The Giralda, or bell tower, is a distinctive Seville landmark. It stands next to the cathedral and rises high above all surrounding buildings. This tower, shown below, was originally a Muslim minaret constructed between 1184 and 1198. After Christians reconquered Seville in 1248 the tower was eventually made into a bell tower for the cathedral. The lower two thirds of the tower is the original minaret which has survived earthquakes through the centuries. The top one third containing the bells was done in the 1500's.
Our next stop was the Real Alcazar of Seville. This royal palace has been constructed over the centuries beginning with a Moorish fort in 913. Once again, our group was able to bypass long lines. We entered at the "Lion Gate" seen below.
The magnificent doorway seen in the next picture led to interior wonders.
Once inside we had our first exposure to the stunning Moorish decoration and architecture we would see at several places during the trip. Pictured below is the Maiden's Courtyard and then a typical wall decoration.

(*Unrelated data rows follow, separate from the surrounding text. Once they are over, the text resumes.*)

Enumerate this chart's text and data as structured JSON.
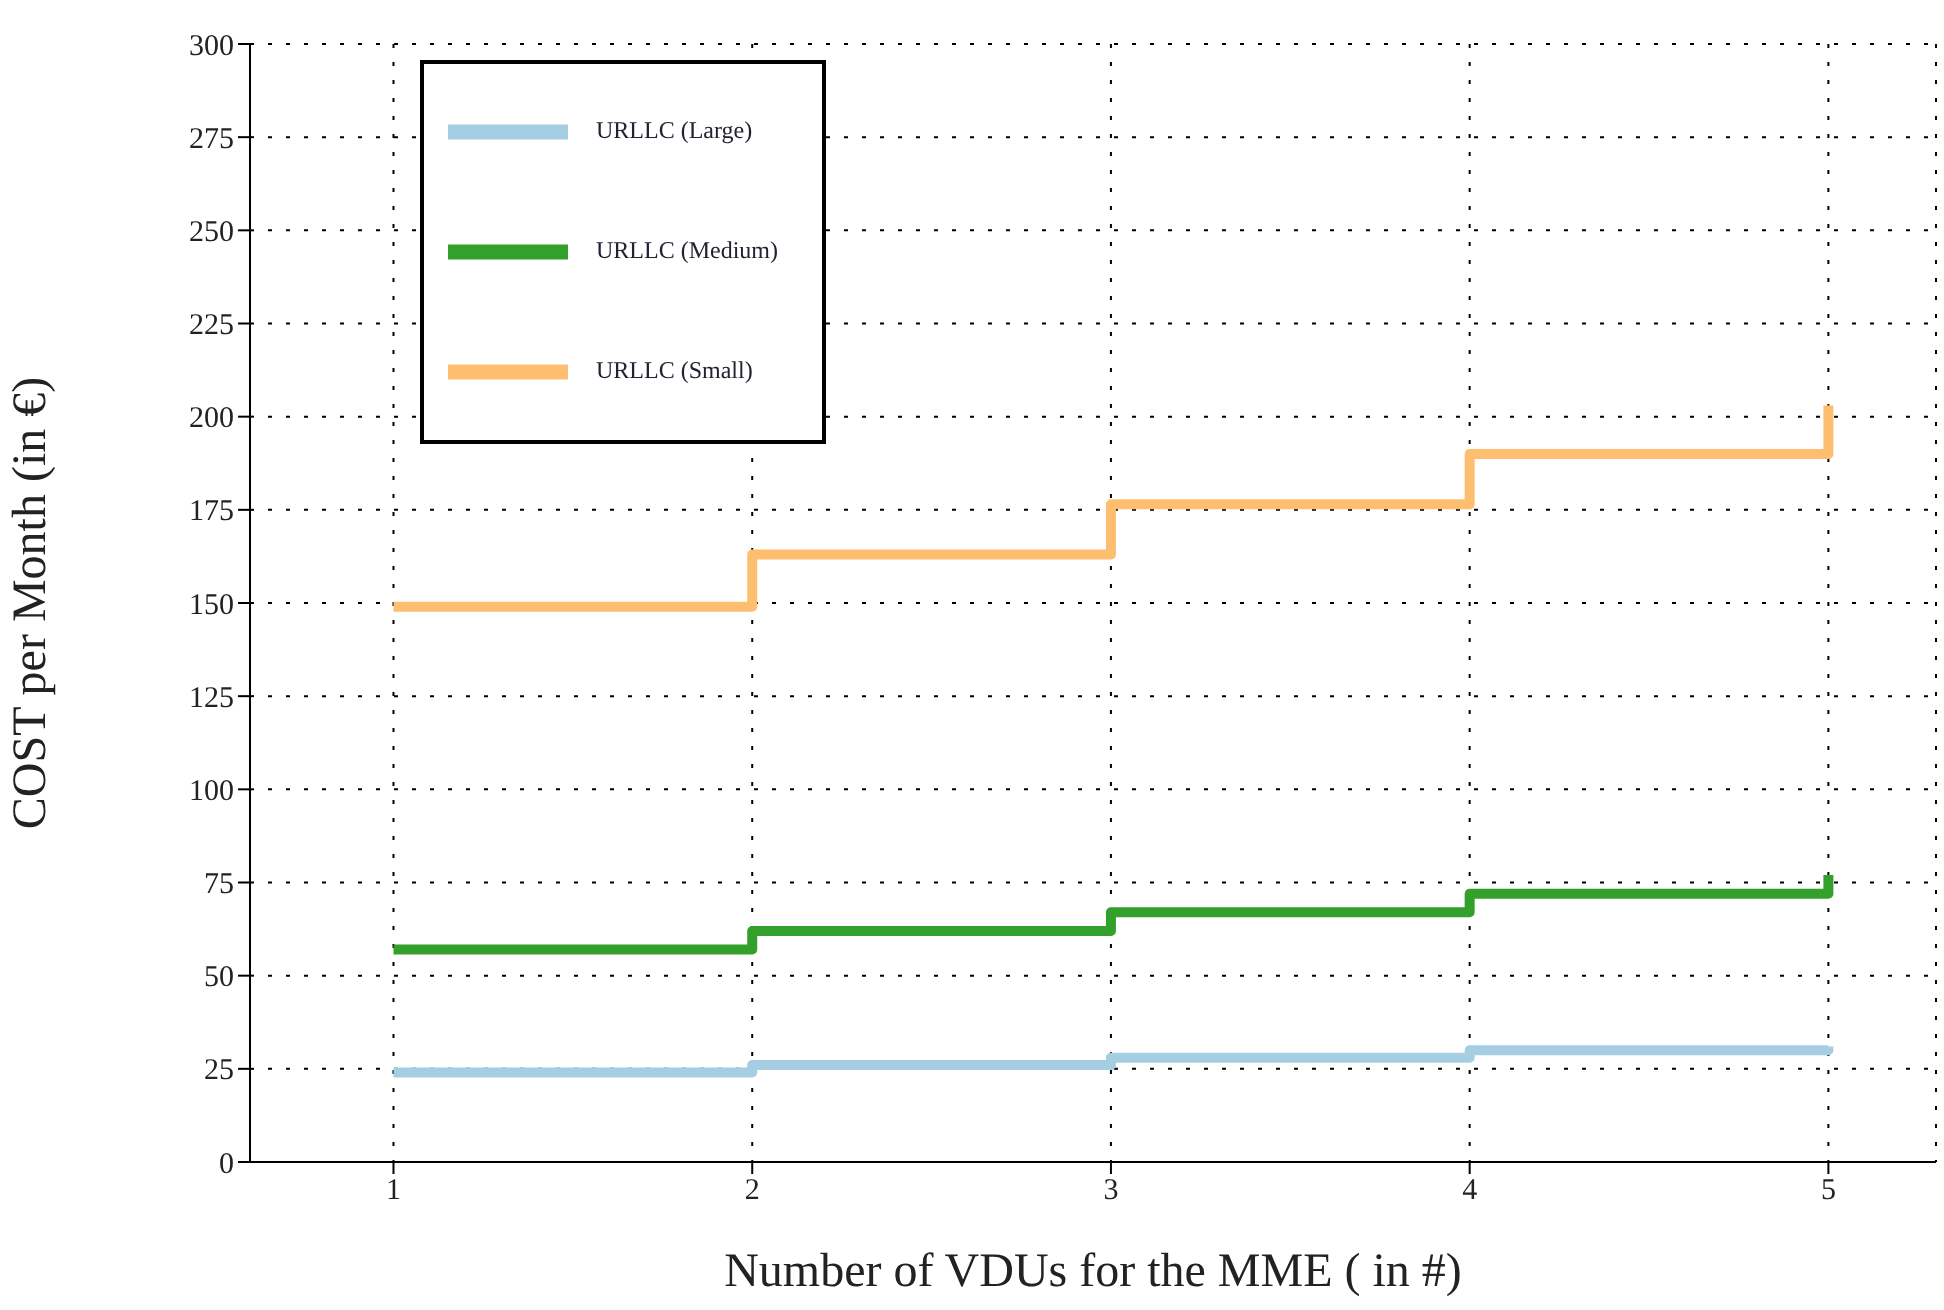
{
  "chart_data": {
    "type": "step",
    "xlabel": "Number of VDUs for the MME ( in #)",
    "ylabel": "COST per Month (in €)",
    "x": [
      1,
      2,
      3,
      4,
      5
    ],
    "xlim": [
      0.6,
      5.3
    ],
    "xticks": [
      1,
      2,
      3,
      4,
      5
    ],
    "ylim": [
      0,
      300
    ],
    "yticks": [
      0,
      25,
      50,
      75,
      100,
      125,
      150,
      175,
      200,
      225,
      250,
      275,
      300
    ],
    "grid": true,
    "legend": "top left",
    "line_style": "solid",
    "marker": "none",
    "series": [
      {
        "name": "URLLC (Large)",
        "color": "#a6cee3",
        "values": [
          24,
          26,
          28,
          30,
          31
        ]
      },
      {
        "name": "URLLC (Medium)",
        "color": "#33a02c",
        "values": [
          57,
          62,
          67,
          72,
          77
        ]
      },
      {
        "name": "URLLC (Small)",
        "color": "#fdbf6f",
        "values": [
          149,
          163,
          176.5,
          190,
          203
        ]
      }
    ]
  }
}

Beautiful windows and doors gave views of green gardens outside.
I stared in wonder at colorful intricate details.
This is the magnificent ceiling in the Hall of the Ambassadors.
After seeing these glorious sights I wondered how the Alhambra in Granada could possibly top the Seville Alcazar. (Note: I shouldn't have wondered!) Afflicted with a mild case of scenic overload, we walked back to our hotel past this lovely park.

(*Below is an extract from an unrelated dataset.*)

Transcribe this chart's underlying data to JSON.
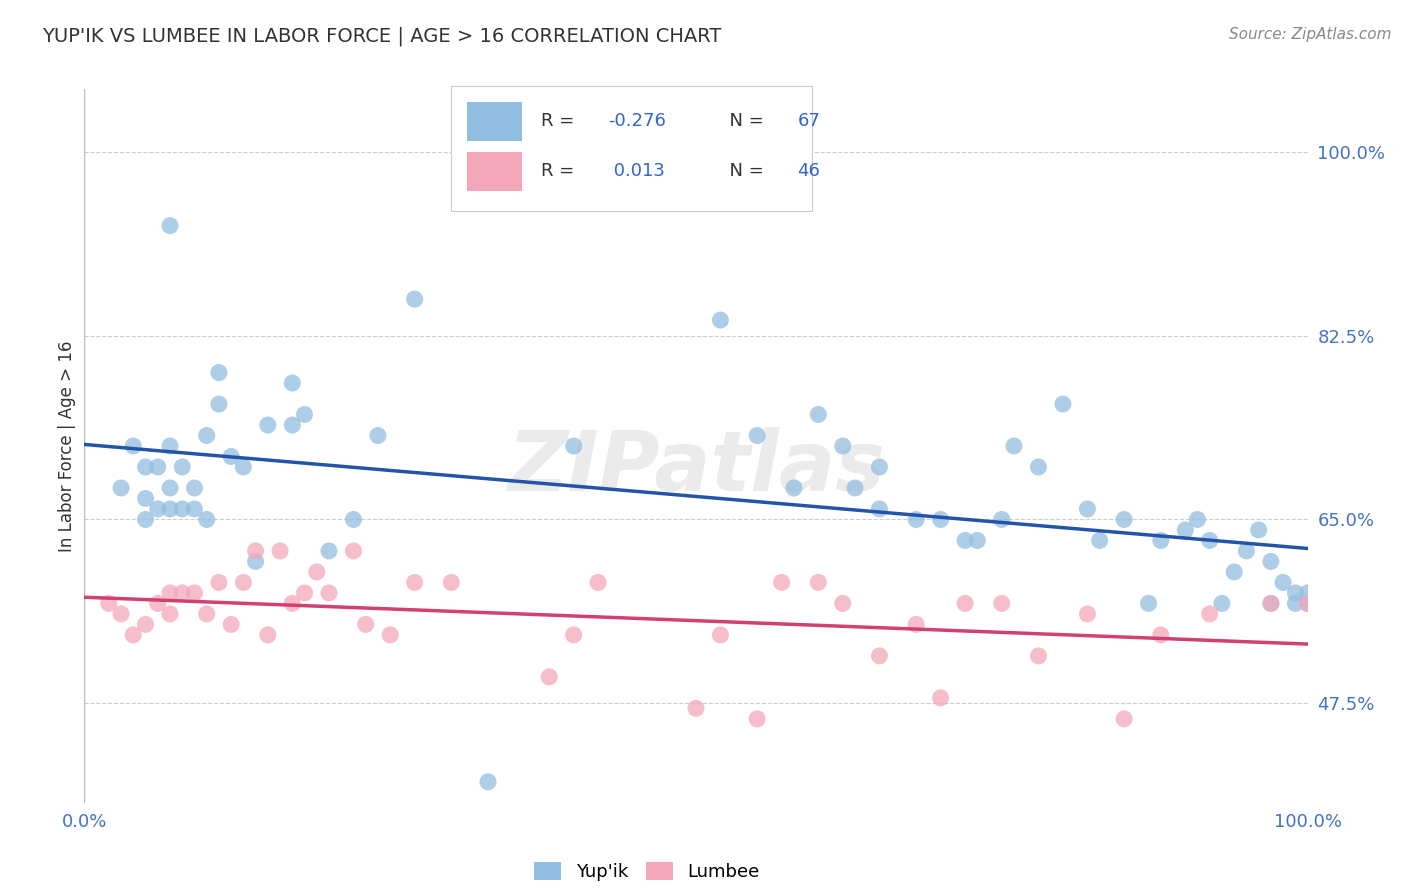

Released from official group tours, we were free for the evening. After resting a bit at the hotel we headed out on foot to get dinner. The area near the cathedral was so attractive we decided to go back and wander slowly around. Here's the view of the Canal de Alfonso XIII from our hotel.
We found a shaded walking path along the canal and saw the view shown below from the path. The Giralda Tower seen in the distance was our guidepost. As long as we kept heading in the tower's direction, we would eventually get to our goal.
Soon we were walking close to the cathedral. Near sunset the evening became very pleasant. Streets were full of people enjoying the weather. We thought of our granddaughters when we passed this shop.
We turned up a small side street nearly across from this cathedral entrance gate.
On this cobblestone side street we shared a vegetable paella dinner at an outdoor table with the following view of nearby diners.
After dinner we strolled around near the cathedral and were entertained by street performers. In particular, a very strange and hilarious setup, pictured below, was unusually amusing. In the picture below a collection can sits above a center hole flanked by two fake heads on either side. (The performer was taking a break at the time.) During the performance a frizzy-haired guy's painted head stuck up through the center hole. He kept up a funny, squeaky, nonsense chatter - something like a crazed Furby. As people walked by, the fake heads suddenly popped up with a squawk, causing passersby to jump. Then the guy emitted a crazed laugh, or babbled some incoherent sympathetic noises. I took some video of the action, and I laugh every time I watch. After C put a coin in his bucket, the whole table rushed forward toward her as she hurried away. Then the guy chattered something that sounded like, "love you".
We had a pleasant, relaxed stroll back to the hotel through streets crowded with people at sidewalk cafes or at restaurants having late Spanish dinners around 10:30 pm. Families with little kids wide awake in strollers were still out near 11:00 pm in no hurry, it seemed, to get the kids to bed. We came upon a kiosk selling chocolate and churros and decided to try this dessert. The chocolate was so thick a spoon wouldn't sink. The churros, a kind of linear donut, was made fresh right in front of us. I found the chocolate-dipped churros to have a heavy, plutonium density consistency. Chocolate loving C ate most of the serving.
Very near our hotel we passed this alley where victims of the Inquisition were once taken.
Seville was a lovely city. I wouldn't mind coming back to spend more time exploring all it offers.